Museum in Virginia, United States

The United States Army Women's Museum is an educational institution located in Fort Gregg-Adams, Virginia. It provides exhibits and information related to the role of women in the United States Army, especially the Women's Army Corps. It is the only museum in the world dedicated to the women of the United States Army.

== History ==
The museum was originally established in 1955 as the Women's Army Corps Museum in Fort McClellan, Alabama. In 1961, the museum was renamed to the Edith Nourse Rogers Museum in honour of the woman who introduced the bill which established the Women’s Army Auxiliary Corps (WAAC) in 1942. It was renamed back to the Women’s Army Corps Museum in 1977. When Fort McClellan closed in 1999, the museum was relocated to Fort Lee and reopened in 2001 as the U.S. Army Women's Museum. In November 2013, the museum became the site of the first statue of a female soldier on a US Army installation.

One of the current and ongoing projects of the museum is the collection of oral histories of women who have served in the Army. The museum currently has over 100 histories in its collection and continues to gather oral histories from female servicemembers.

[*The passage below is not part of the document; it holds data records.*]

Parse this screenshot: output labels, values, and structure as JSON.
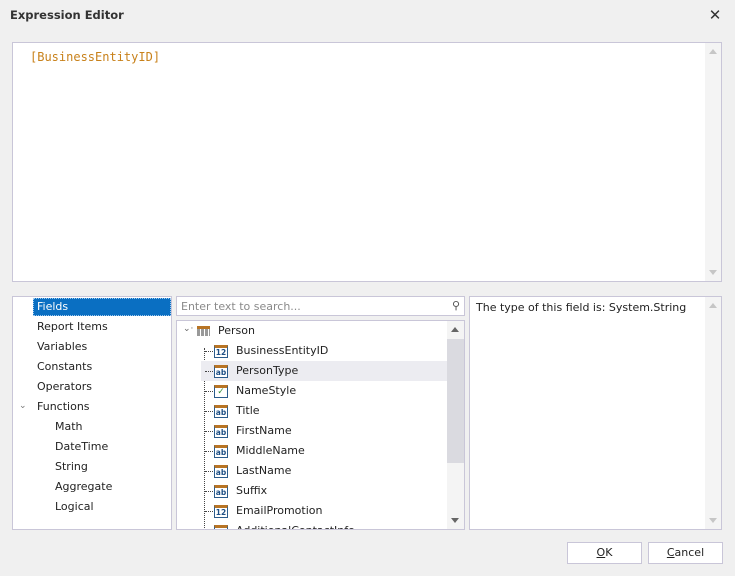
{
  "window": {
    "title": "Expression Editor",
    "close_icon": "close-icon"
  },
  "editor": {
    "expression": "[BusinessEntityID]"
  },
  "categories": {
    "items": [
      {
        "label": "Fields",
        "selected": true,
        "level": 0
      },
      {
        "label": "Report Items",
        "level": 0
      },
      {
        "label": "Variables",
        "level": 0
      },
      {
        "label": "Constants",
        "level": 0
      },
      {
        "label": "Operators",
        "level": 0
      },
      {
        "label": "Functions",
        "level": 0,
        "expanded": true
      },
      {
        "label": "Math",
        "level": 1
      },
      {
        "label": "DateTime",
        "level": 1
      },
      {
        "label": "String",
        "level": 1
      },
      {
        "label": "Aggregate",
        "level": 1
      },
      {
        "label": "Logical",
        "level": 1
      }
    ]
  },
  "search": {
    "placeholder": "Enter text to search...",
    "value": "",
    "icon": "search-icon"
  },
  "tree": {
    "root": {
      "label": "Person",
      "icon": "table-icon",
      "expanded": true
    },
    "fields": [
      {
        "label": "BusinessEntityID",
        "type": "number",
        "glyph": "12"
      },
      {
        "label": "PersonType",
        "type": "string",
        "glyph": "ab",
        "highlighted": true
      },
      {
        "label": "NameStyle",
        "type": "boolean",
        "glyph": "✓"
      },
      {
        "label": "Title",
        "type": "string",
        "glyph": "ab"
      },
      {
        "label": "FirstName",
        "type": "string",
        "glyph": "ab"
      },
      {
        "label": "MiddleName",
        "type": "string",
        "glyph": "ab"
      },
      {
        "label": "LastName",
        "type": "string",
        "glyph": "ab"
      },
      {
        "label": "Suffix",
        "type": "string",
        "glyph": "ab"
      },
      {
        "label": "EmailPromotion",
        "type": "number",
        "glyph": "12"
      },
      {
        "label": "AdditionalContactInfo",
        "type": "string",
        "glyph": "ab"
      }
    ]
  },
  "description": {
    "text": "The type of this field is: System.String"
  },
  "buttons": {
    "ok": {
      "mnemonic": "O",
      "rest": "K"
    },
    "cancel": {
      "mnemonic": "C",
      "rest": "ancel"
    }
  }
}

The mission of the U.S. Army Women's Museum is to collect, preserve, research, exhibit and interpret historically significant properties related to service of women across all branches and organizations of the United States Army from inception to present day. A secondary purpose of the museum will be to support military training and education of women through its exhibitions, publications, educational programs, and outreach activities.

In 2024, the museum created an online archive called Digital Collections which is accessible to the public. The museum is supported by the U.S. Army Women’s Foundation and the non profit "Friends of the Army Women’s Museum Association".